将指针强制转换为char指针会导致C中的数据丢失？

Question

I have the following piece of code:

#include <stdio.h>
#include <stdlib.h>
int main(int argc, char *argv[])
{
  int n = 260; 
  int *p = &n;
  char *pp = (char*)p;
  *pp = 0;

  printf("n = %d\n", n);
  system("PAUSE");  
  return 0;
}

The output put of the program is n = 256 . I may understand why it is, but I am not really sure. Can anyone give me a clear explanation, please?

Thanks a lot.

Answer 1

The int 260 (= 256 * 1 + 4) will look like this in memory - note that this depends on the endianness of the machine - also, this is for a 32-bit (4 byte) int :

0x04 0x01 0x00 0x00

By using a char pointer, you point to the first byte and change it to 0x00 , which changes the int to 256 (= 256 * 1 + 0).

Answer 2

You're apparently working on a little-endian machine. What's happening is that you're starting with an int that takes up at least two bytes. The value 260 is 256+4. The 256 goes in the second byte, and the 4 in the first byte. When you write 0 to the first byte, you're left with only the 256 in the second byte.

Answer 3

I understood what exactly happens by changing value:

#include <stdio.h>
#include <stdlib.h>

int main(int argc, char *argv[])
{
  int n = 260; 
  int *p = &n;
  char *pp = (char*)p;
  *pp = 20;

    printf("pp = %d\n", (int)*pp);
  printf("n = %d\n", (int)n);
  system("PAUSE");  
  return 0;
}

The output value are 20 and 276

So basically the problem is not that you have data loss, is that the char pointer points only to the first byte of the int and so it changes only that, the other bytes are not changed and that's why those weird value (if you are on an INTEL processor the first byte is the least significant, that's why you change the "smallest" part of the number

Answer 4

In C a pointer references a block of bytes based on the type associated with the pointer. So in your case the integer pointer refers to a block 4 bytes in size, while a char is only one byte long. When you set the char to 0 it only changes the first byte of the integer value, but because of how numbers are stored in memory on modern machines (effectively in reverse order from how you would write it) you are overwritting the least significant byte (which was 4) you are left w/ 256 as the value

Answer 5

Considering 32 bit systems, 256 will be represented in like this.

00000000 (Byte-3)   00000000 (Byte-2)    00000001(Byte-1)     00000100(Byte-0)

Now when p is typecast-ed to a char pointer, the label on the pointer changes, but the memory contents don't. It means earlier p could have access 4 bytes, as it was an integer pointer, but now it can only access 1 byte as it is a char pointer. So, only the LSB gets changes to zero, not all the 4 bytes.

And it becomes

00000000 (Byte-3)   00000000 (Byte-2)    00000001(Byte-1)     00000000(Byte-0)

Hence, the o/p is 256 .

Answer 6

Your problem is the assignment *pp = 0; You're dereferencing pp which points to n, and changing n. However, pp is a char pointer so it doesn't change all of n which is an int. This causes the binary complications in the other answers.

Answer 7

In terms of the C language, the description for what you are doing is modifying the representation of the int variable n . In C, all types have a "representation" as one or more bytes ( unsigned char ), and it's legal to access the underlying representation by casting a pointer to char * or unsigned char * - the latter is better for reasons that would just unnecessarily complicate things if I went into them here.

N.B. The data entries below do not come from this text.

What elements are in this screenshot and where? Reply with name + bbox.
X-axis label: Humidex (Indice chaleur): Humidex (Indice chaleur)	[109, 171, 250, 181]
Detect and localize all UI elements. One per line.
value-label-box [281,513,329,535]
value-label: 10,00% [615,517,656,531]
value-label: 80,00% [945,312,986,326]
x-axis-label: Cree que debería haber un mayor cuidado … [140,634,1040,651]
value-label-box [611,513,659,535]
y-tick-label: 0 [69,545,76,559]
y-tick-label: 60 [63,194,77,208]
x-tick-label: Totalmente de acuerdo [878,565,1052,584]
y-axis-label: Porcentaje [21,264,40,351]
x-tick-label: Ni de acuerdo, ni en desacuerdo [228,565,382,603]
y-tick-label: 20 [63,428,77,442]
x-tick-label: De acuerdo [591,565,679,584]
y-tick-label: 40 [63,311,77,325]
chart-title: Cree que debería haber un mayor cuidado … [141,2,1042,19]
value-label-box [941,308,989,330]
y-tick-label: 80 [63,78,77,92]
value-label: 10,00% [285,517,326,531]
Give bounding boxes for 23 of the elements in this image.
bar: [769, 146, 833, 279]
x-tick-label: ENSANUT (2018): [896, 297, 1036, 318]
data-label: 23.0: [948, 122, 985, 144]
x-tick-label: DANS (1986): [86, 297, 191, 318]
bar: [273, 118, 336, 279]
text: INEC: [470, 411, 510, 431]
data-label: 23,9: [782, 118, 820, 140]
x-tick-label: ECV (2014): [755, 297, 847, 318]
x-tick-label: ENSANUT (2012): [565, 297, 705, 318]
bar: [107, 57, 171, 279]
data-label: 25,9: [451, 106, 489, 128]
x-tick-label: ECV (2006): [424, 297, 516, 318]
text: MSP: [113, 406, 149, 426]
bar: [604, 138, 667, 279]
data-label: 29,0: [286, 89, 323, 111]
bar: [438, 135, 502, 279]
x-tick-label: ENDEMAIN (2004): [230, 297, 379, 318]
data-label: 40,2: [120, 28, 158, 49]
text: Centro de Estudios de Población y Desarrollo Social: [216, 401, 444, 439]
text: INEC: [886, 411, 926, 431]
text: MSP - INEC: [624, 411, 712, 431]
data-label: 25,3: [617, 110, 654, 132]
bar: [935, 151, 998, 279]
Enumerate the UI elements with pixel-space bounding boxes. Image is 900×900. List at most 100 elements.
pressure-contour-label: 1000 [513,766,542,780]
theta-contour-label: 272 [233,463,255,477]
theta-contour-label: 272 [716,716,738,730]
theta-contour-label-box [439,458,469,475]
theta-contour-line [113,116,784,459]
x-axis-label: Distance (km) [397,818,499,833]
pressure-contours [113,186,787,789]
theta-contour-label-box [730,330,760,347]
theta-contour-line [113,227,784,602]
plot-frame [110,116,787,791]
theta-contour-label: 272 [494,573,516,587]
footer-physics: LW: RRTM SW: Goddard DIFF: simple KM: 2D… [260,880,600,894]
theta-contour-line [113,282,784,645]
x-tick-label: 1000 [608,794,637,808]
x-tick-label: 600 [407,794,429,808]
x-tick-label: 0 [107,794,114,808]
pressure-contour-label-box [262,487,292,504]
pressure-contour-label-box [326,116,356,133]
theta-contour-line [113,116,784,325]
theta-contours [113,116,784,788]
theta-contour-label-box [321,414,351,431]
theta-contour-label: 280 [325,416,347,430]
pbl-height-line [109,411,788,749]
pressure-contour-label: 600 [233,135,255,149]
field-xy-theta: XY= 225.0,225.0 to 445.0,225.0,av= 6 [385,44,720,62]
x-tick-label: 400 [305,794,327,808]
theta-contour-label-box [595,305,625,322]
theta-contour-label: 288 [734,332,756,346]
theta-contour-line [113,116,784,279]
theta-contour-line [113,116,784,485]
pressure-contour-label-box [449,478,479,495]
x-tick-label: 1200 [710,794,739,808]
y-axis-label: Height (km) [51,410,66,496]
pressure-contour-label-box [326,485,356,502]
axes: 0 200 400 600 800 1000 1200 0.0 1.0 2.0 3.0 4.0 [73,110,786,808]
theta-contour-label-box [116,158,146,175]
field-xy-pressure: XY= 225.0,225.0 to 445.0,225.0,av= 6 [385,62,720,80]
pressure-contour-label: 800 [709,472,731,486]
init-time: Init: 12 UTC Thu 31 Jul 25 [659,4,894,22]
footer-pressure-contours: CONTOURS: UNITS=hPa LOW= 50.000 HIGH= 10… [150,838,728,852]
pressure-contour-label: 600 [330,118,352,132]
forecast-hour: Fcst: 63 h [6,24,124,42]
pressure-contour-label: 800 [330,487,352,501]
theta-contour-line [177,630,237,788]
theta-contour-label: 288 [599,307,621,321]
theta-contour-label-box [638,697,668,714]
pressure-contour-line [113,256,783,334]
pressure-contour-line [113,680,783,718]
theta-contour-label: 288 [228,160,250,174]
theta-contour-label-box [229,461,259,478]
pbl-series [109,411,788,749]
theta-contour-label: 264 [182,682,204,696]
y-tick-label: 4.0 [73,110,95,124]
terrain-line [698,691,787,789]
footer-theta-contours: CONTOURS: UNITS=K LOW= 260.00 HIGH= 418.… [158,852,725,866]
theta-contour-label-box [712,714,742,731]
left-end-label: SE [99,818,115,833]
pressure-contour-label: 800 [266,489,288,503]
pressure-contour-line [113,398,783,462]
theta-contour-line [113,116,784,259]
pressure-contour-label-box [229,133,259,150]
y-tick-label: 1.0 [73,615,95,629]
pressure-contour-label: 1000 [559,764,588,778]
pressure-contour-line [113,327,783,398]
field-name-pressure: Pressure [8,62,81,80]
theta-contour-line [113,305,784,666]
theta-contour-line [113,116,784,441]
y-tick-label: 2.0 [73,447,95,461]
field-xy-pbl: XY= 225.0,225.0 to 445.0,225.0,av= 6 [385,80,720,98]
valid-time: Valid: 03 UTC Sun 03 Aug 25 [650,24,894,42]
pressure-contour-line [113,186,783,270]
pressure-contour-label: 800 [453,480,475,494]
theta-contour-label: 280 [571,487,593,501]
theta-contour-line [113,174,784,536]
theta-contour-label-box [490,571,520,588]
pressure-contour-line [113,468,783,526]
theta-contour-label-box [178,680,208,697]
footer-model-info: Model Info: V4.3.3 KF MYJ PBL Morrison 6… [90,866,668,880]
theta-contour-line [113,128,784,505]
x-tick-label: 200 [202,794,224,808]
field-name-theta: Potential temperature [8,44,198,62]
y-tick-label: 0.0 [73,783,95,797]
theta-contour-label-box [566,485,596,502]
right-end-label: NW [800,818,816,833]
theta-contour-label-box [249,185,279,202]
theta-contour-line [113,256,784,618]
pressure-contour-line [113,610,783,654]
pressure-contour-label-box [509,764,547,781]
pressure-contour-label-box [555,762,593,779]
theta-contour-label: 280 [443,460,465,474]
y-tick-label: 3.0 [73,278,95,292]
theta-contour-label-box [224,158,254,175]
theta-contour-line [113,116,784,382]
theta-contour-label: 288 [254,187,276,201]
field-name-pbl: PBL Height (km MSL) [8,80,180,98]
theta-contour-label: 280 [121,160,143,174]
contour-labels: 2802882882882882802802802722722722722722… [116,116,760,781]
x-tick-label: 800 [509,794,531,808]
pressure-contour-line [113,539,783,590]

As schnaader answered, on a little endian, twos complement implementation with 32-bit int , the representation of 260 is:

0x04 0x01 0x00 0x00

and overwriting the first byte with 0 yields:

0x00 0x01 0x00 0x00

which is the representation for 256 on such an implementation.

C allows implementations which have padding bits and trap representations (which raise a signal/abort your program if they're accessed), so in general overwriting part but not all of an int in this way is not safe to do. Nonetheless, it does work on most real-world machines, and if you instead used the type uint32_t , it would be guaranteed to work (although the ordering of the bits would still be implementation-dependent).